Las Vegas Sun

March 29, 2024

Law enforcement:

Was a foiled bank heist a cry for help?

Bizarre acts are nothing new for main suspect in robbery attempt

Eric Griffin

Eric Griffin

It wasn’t a secret that Eric Griffin planned to enter a Wells Fargo Bank and demand access to the vault.

One day before Griffin and four accomplices did just that — walked into a Henderson branch claiming a fake federal search warrant gave them authority to seize the vault’s contents — Griffin filed a document in federal court announcing his plan. He also filed a second document declaring his “special task force” had the right to bear arms, make arrests and, if need be, execute detractors “on the spot.”

Griffin then signed the document and had it notarized.

The following morning, Nov. 13, five men walked into the Wells Fargo on West Sunset Road and, after some chaos, walked out empty-handed into a wall of waiting police. Though Griffin, 39, is being detained, his four accomplices have been released — indicating authorities believe Griffin was the ringleader.

Griffin isn’t like most would-be robbers. For starters, it appears he wanted not just money from the vault, but specific documents from a deposit box too.

Second, Griffin believes a tracking device has been planted on his person by unknown parties — possibly the government — who are using this “directed energy weapon” to control and communicate with him.

Only “out of respect for the law,” Griffin wrote in one of the documents, was he informing the court of his upcoming actions. Further, Griffin noted, he had evidence of the secret implant being used against him, “which is why licensed guards will be executing suspect and bring there (sic) death certificate to this court ... we will show this court that all suspect has been getting information illegally on plaintiff’s every move through devise (sic).”

Nobody was executed during this month’s bank robbery. If anything, it was a doomed fiasco from the outset. The bank manager did not believe the federal search warrant Griffin allegedly presented was real, and refused to give the men access to the vault, according to the FBI’s Las Vegas field office. The bank manager was then reportedly handcuffed until he convinced Griffin and the others — four men from California — that he would call for permission. He called security instead.

As it turns out, Griffin’s strange and unsuccessful bank robbery attempt was just the most recent in a string of strange and unsuccessful campaigns — the private war between Griffin and the people he believes are after him.

The foiled robbery came in the midst of a lawsuit Griffin filed against MountainView Hospital, where he was held for a number of days in July by doctors who thought he was mentally ill and a threat to himself or others. That lawsuit, like the numerous others Griffin has personally filed over the years, is full of rambling documents, demands and talk of government testing, untraceable chemicals, torture, cover-ups, tracking equipment, covert surveillance and something he calls “voice-to-skull” technology.

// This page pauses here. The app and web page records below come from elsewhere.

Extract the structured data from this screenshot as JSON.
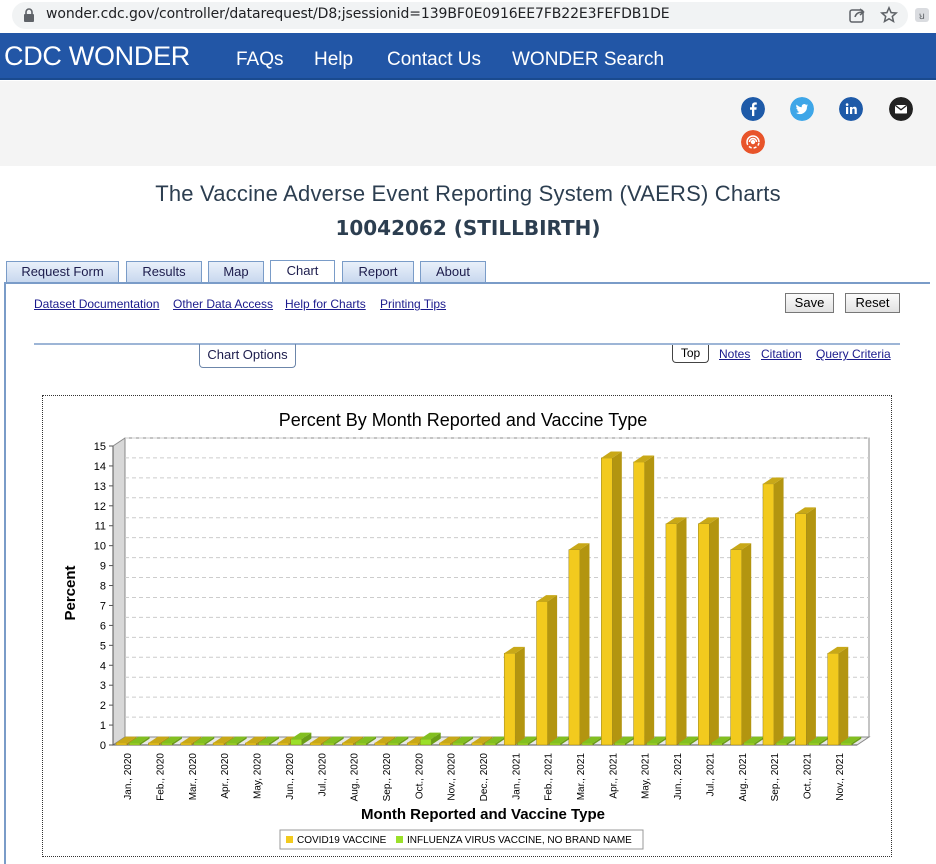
{
  "browser": {
    "url": "wonder.cdc.gov/controller/datarequest/D8;jsessionid=139BF0E0916EE7FB22E3FEFDB1DE"
  },
  "header": {
    "brand": "CDC WONDER",
    "nav": [
      "FAQs",
      "Help",
      "Contact Us",
      "WONDER Search"
    ]
  },
  "page": {
    "title": "The Vaccine Adverse Event Reporting System (VAERS) Charts",
    "subtitle": "10042062 (STILLBIRTH)"
  },
  "tabs": [
    "Request Form",
    "Results",
    "Map",
    "Chart",
    "Report",
    "About"
  ],
  "active_tab": "Chart",
  "links": [
    "Dataset Documentation",
    "Other Data Access",
    "Help for Charts",
    "Printing Tips"
  ],
  "buttons": {
    "save": "Save",
    "reset": "Reset"
  },
  "chart_options_label": "Chart Options",
  "section_links": {
    "top": "Top",
    "notes": "Notes",
    "citation": "Citation",
    "query": "Query Criteria"
  },
  "colors": {
    "brand_blue": "#2256a6",
    "covid": "#f2ca1e",
    "flu": "#9be02a"
  },
  "chart_data": {
    "type": "bar",
    "title": "Percent By Month Reported and Vaccine Type",
    "xlabel": "Month Reported and Vaccine Type",
    "ylabel": "Percent",
    "ylim": [
      0,
      15
    ],
    "yticks": [
      0,
      1,
      2,
      3,
      4,
      5,
      6,
      7,
      8,
      9,
      10,
      11,
      12,
      13,
      14,
      15
    ],
    "grid": true,
    "legend_position": "bottom",
    "categories": [
      "Jan., 2020",
      "Feb., 2020",
      "Mar., 2020",
      "Apr., 2020",
      "May, 2020",
      "Jun., 2020",
      "Jul., 2020",
      "Aug., 2020",
      "Sep., 2020",
      "Oct., 2020",
      "Nov., 2020",
      "Dec., 2020",
      "Jan., 2021",
      "Feb., 2021",
      "Mar., 2021",
      "Apr., 2021",
      "May, 2021",
      "Jun., 2021",
      "Jul., 2021",
      "Aug., 2021",
      "Sep., 2021",
      "Oct., 2021",
      "Nov., 2021"
    ],
    "series": [
      {
        "name": "COVID19 VACCINE",
        "values": [
          0,
          0,
          0,
          0,
          0,
          0,
          0,
          0,
          0,
          0,
          0,
          0,
          4.6,
          7.2,
          9.8,
          14.4,
          14.2,
          11.1,
          11.1,
          9.8,
          13.1,
          11.6,
          4.6
        ]
      },
      {
        "name": "INFLUENZA VIRUS VACCINE, NO BRAND NAME",
        "values": [
          0,
          0,
          0,
          0,
          0,
          0.3,
          0,
          0,
          0,
          0.3,
          0,
          0,
          0,
          0,
          0,
          0,
          0,
          0,
          0,
          0,
          0,
          0,
          0
        ]
      }
    ]
  }
}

In his case against the hospital, Griffin filed subpoenas to the Justice Department for evidence of the tracking devices; to the Nevada State Board of Medical Examiners for records, though it’s unclear which or why; and to U.S. Bank and Wells Fargo, for a “kidnap letter” Griffin claimed was placed into his account with a “fraudulent” check for $30,000 and an “investigating report” of unknown origin.

It appears these documents are what Griffin was after, at least in part, when he and four others stormed the bank this month.

How Griffin got anybody to join him during the attempted robbery remains unclear, though at least two of the five men — Jonathan Gray and Jonathan Miranda — signed Griffin’s notarized court filings.

The notary who stamped Griffin’s paperwork didn’t return calls for comment. Griffin’s lawyer, a federal public defender, also isn’t commenting on the case.

Court records do indicate, however, that Griffin’s competency is being questioned.

Internet records, meanwhile, indicate Griffin’s mental state has been questionable for some time.

On Nov. 9 Griffin posted a message to members of an online group dedicated to exposing secret mind control programs orchestrated by the government. In his message, Griffin announced he had rounded up a team of investigators who would provide a variety of services to fellow “T.I.’s” — short for “targeted individuals.” These services were to include implant detection, executions and victim intake.

In the past three years Griffin has filed lawsuits against the FBI, George W. Bush, Metro and Henderson police, District Attorney David Roger and the White House Executive Office, among many others. The subject of the suits never changes: mind control, secret experiments, mental slavery.

In June, Griffin sued U.S. District Court Judge Philip Pro for throwing out a case Griffin had filed against the Justice Department for allegedly interrogating him with mind control weapons. The case against Judge Pro was thrown out by another judge, who wrote that Griffin’s body of litigation is “fantastic, delusional and irrational.”

Privately, sources familiar with Griffin’s past say he’s been on a Secret Service watch list for some time, most likely because of his regular threats against government officials and his talk of snap executions.

The specter of being on anybody’s watch list — let alone that of the Secret Service — will likely send Griffin and fellow conspiracy theorists into a tailspin.

The fact that police were waiting outside the bank when he emerged from the foiled robbery attempt has not gone unnoticed by the online community. It’s not a coincidence police were at the ready, they say — it’s evidence Griffin’s mind is being read.